Simon Langlois-Bertrand is a research associate at the Institut de l’énergie Trottier at Polytechnique Montreal. Specialist in energy politics and policy as well as in international relations, he teaches political science at Concordia University, at the Université du Québec à Montréal (UQAM), at McGill University, as well as at Carleton.

With university training in international affairs, in political science, and in computer and industrial engineering, his work focuses on the analysis and teaching of the political, social, and technical challenges related to sustainable development and energy policies, particularly surrounding low-carbon transitions.


This is the 2nd Canadian Energy Outlook done. This report builds on the previous 2018 report by taking into account the literature that has appeared on the subject in the last couple years. 

The presentation was broken down into two major sections. Key results, interpretations, and limitations. 2. Uncertainties and key technological pathways.

Simon asked the audience to keep three major themes in mind throughout 

  1. The “net-zero objective changes everything
  2. The usefulness and limits of using modeling as a policy making tool
  3. Small changes (including political ones) can play a significant role in opening/closing pathways

The model used is a Times family model adapted for North America, and Canada in particular.

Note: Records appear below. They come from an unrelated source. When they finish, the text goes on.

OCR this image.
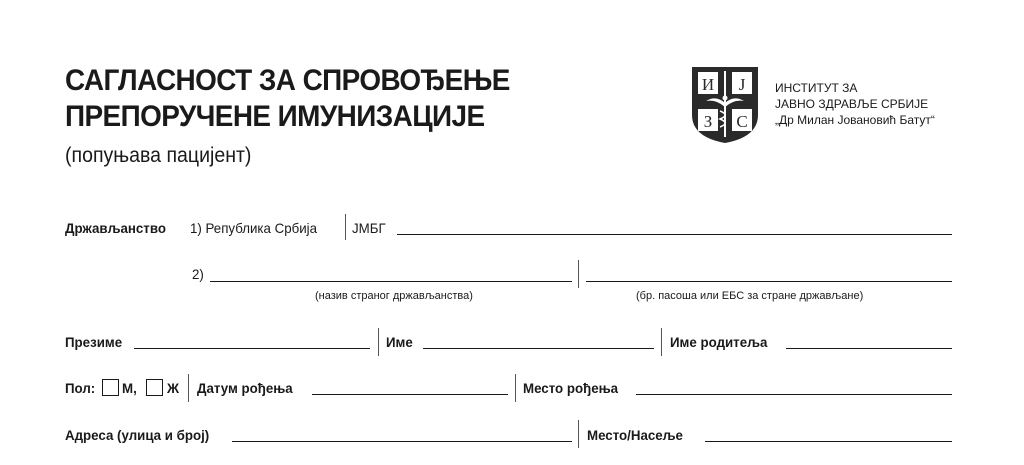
САГЛАСНОСТ ЗА СПРОВОЂЕЊЕ
ПРЕПОРУЧЕНЕ ИМУНИЗАЦИЈЕ
(попуњава пацијент)
И Ј
З С
ИНСТИТУТ ЗА
ЈАВНО ЗДРАВЉЕ СРБИЈЕ
„Др Милан Јовановић Батут“
Држављанство 1) Република Србија ЈМБГ
2)
(назив страног држављанства)	(бр. пасоша или ЕБС за стране држављане)
Презиме	Име	Име родитеља
Пол: М, Ж Датум рођења	Место рођења
Адреса (улица и број)	Место/Насеље
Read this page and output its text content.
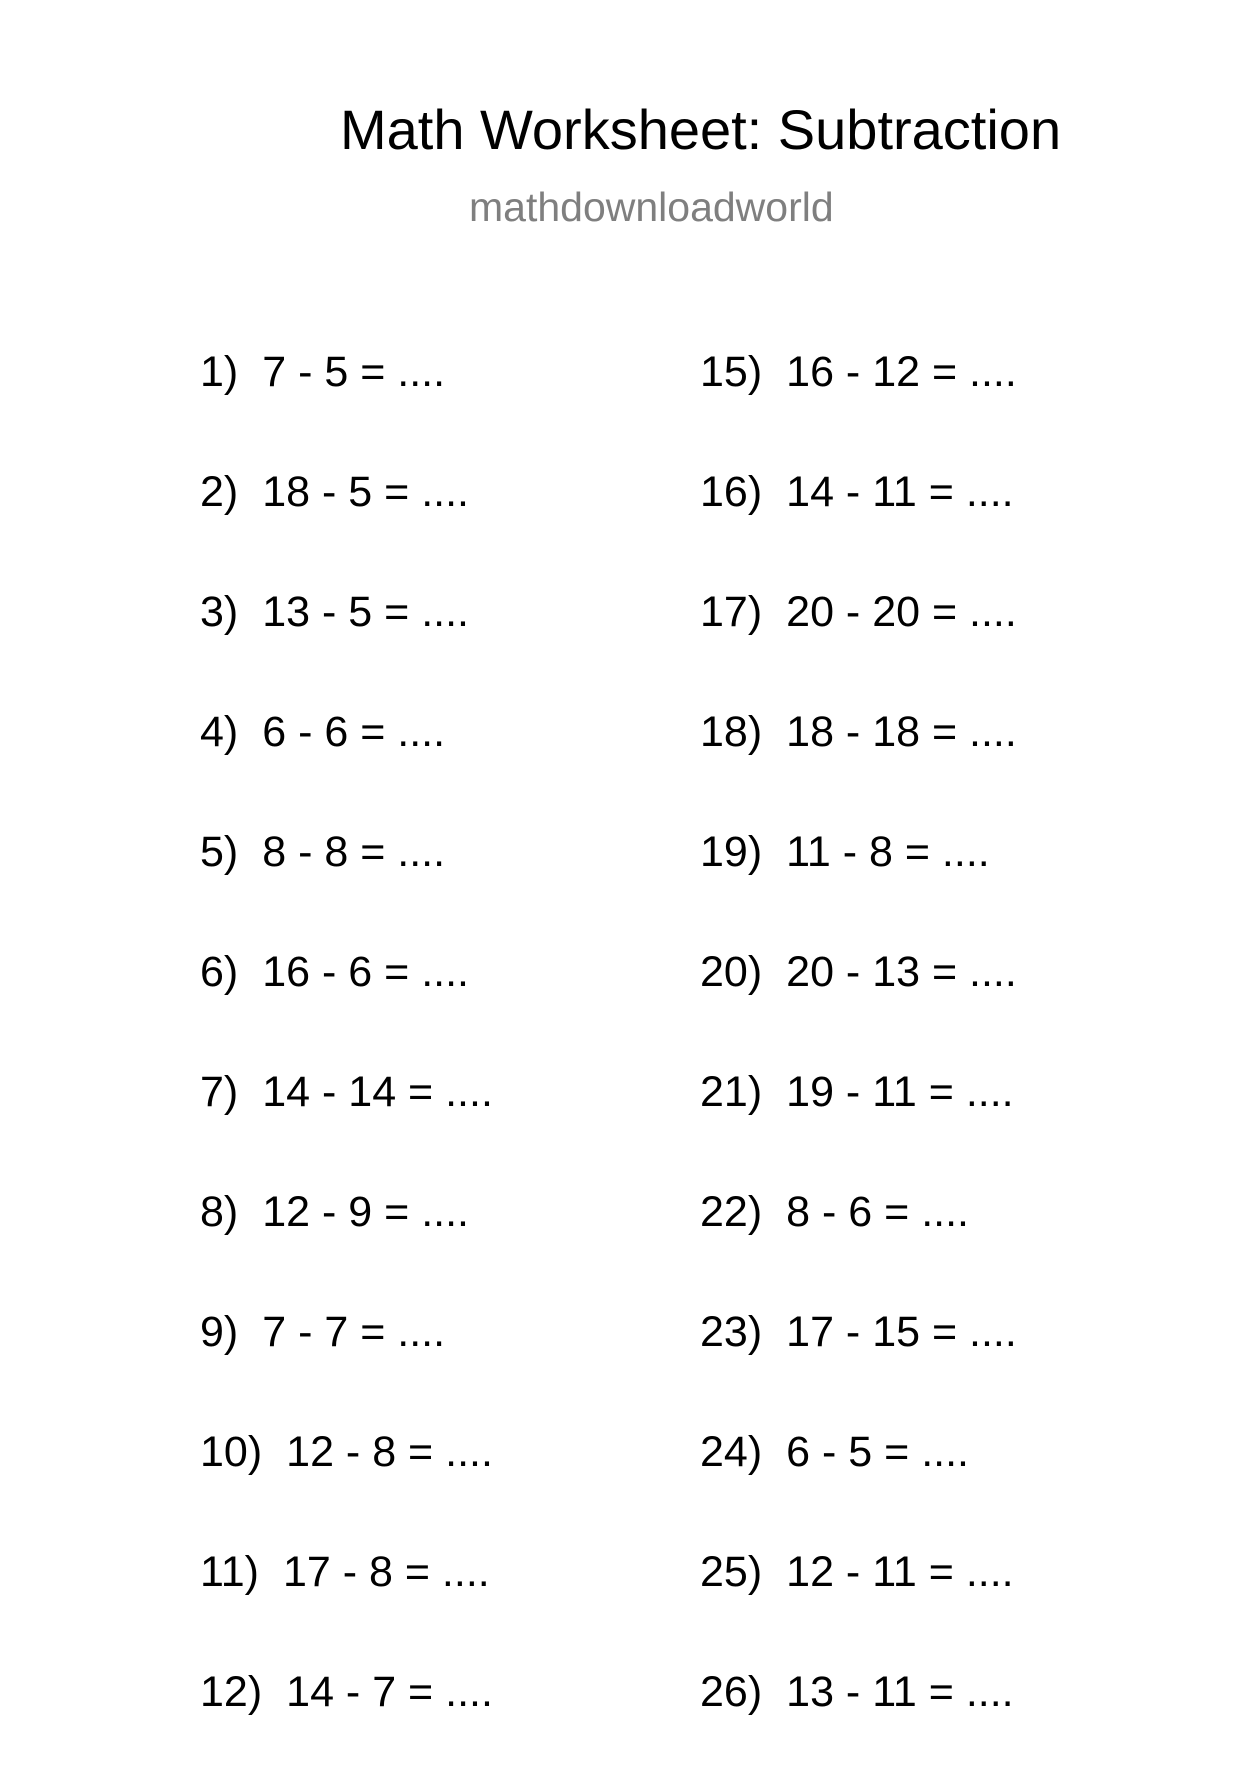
Math Worksheet: Subtraction
mathdownloadworld
1) 7 - 5 = ....
2) 18 - 5 = ....
3) 13 - 5 = ....
4) 6 - 6 = ....
5) 8 - 8 = ....
6) 16 - 6 = ....
7) 14 - 14 = ....
8) 12 - 9 = ....
9) 7 - 7 = ....
10) 12 - 8 = ....
11) 17 - 8 = ....
12) 14 - 7 = ....
15) 16 - 12 = ....
16) 14 - 11 = ....
17) 20 - 20 = ....
18) 18 - 18 = ....
19) 11 - 8 = ....
20) 20 - 13 = ....
21) 19 - 11 = ....
22) 8 - 6 = ....
23) 17 - 15 = ....
24) 6 - 5 = ....
25) 12 - 11 = ....
26) 13 - 11 = ....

It tries to be as technologically and cost explicit as possible, taking into account thousands of technologies and their various costs. It has the system evolve to match certain constraints and obstructions and come to the lowest-cost solution. However, this report goes further than GHG emissions from the energy system, but also fugitive emissions, agricultural processes, etc. a change from the 2018 report.

The model employed 2 reference scenarios based on the Canadian Energy Regulators own numbers, then created 3 additional scenarios identifying 3 different net-zero pathways. The net-zero are given targets (emissions, year, etc.) and are told to reach these targets at the lowest possible cost.

Some early observations include that net zero requires a rapid and immediate shift away from the current path, the longer we wait the harder and more expensive it becomes. There is little risk in accelerating the transition, whether it’s done now or later economic risk remains similar, but cost rises over time. It is also clear that net zero will require emission removal, not just emissions reductions. Activities like agriculture are both necessary and emit GHGs meaning total emissions can never reach zero. To achieve a net zero these emissions must be artificially removed from the atmosphere. However, what is most important in these observations is that net zero paths do exist and are possible, but only if these actions are taken. Current measures just are not enough. 

All net-zero pathways demand a drastic reduction in oil and gas in some way. There are two basic paths for this to occur. If Canada wants to maintain production for export and still get to net-zero it must ensure that other sectors of the country are using less oil and gas. If the country wants to keep using oil and gas it has to stop exporting to hit net-zero. The choice is whether to use domestically or export internationally, Canada cannot do both and reach net-zero.

Meeting energy needs without oil, gas, and coal requires a massive growth in variable electricity sources like wind and solar. This is even more true given that electricity demand increases significantly on the net-zero path, with electrification being an obvious solution for decarbonizing buildings and transportation. Hydroelectric may be a good option but there is no certainty because data does not exist on potential for large scale hydroelectric projects.